To encourage adoption, Binance is offering zero-fee Triparty services for institutions through December 31, 2026. A tiered pricing model is expected to be introduced starting in 2027. The exchange also reiterated that it does not provide services to U.S. persons.

Competitive Landscape and the Rise of Off-Exchange Settlement

The Binance-Anchorage partnership is one of several major off-exchange settlement integrations announced in the first half of 2026. Other developments include BitMEX’s collaboration with Zodia Custody and Bitget’s integration with Fireblocks. KuCoin Institutional has also enhanced its custody framework by incorporating Ceffu’s MirrorX platform to enable faster off-chain settlement.

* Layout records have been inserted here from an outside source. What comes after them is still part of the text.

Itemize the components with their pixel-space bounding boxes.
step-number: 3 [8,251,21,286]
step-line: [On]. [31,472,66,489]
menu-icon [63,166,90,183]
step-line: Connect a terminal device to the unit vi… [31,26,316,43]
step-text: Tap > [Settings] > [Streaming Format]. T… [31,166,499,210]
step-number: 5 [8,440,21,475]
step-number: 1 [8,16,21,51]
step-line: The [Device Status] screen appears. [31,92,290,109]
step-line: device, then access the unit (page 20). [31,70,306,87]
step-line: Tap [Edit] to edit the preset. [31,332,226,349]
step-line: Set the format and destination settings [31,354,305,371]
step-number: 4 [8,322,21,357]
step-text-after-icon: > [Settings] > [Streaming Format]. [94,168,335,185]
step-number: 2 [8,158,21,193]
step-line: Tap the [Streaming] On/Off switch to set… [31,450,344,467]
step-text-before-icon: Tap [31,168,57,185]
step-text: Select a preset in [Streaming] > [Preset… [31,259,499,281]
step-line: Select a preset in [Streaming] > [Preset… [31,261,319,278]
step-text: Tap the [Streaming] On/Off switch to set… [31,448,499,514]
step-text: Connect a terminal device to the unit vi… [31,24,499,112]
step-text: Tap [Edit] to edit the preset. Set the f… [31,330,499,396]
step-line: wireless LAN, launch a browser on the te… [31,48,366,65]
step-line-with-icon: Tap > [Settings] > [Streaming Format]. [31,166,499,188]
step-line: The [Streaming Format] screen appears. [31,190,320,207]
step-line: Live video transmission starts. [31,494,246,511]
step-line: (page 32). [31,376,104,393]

These developments suggest that institutional adoption of crypto markets is increasingly driven by structural alignment with traditional prime brokerage models, rather than just liquidity or asset availability.

Anchorage Digital, valued at $4.2 billion and backed by investors such as Andreessen Horowitz and Goldman Sachs, brings strong regulatory credibility. Its Singapore arm holds a license from the Monetary Authority of Singapore, while its New York operations are authorized under a BitLicense.

As regulatory frameworks like the CLARITY Act continue to evolve, the credibility of custody providers is becoming increasingly important. Exchanges that demonstrate clear separation of custody through regulated partners may gain an advantage in regulatory engagement, extending beyond simple product innovation.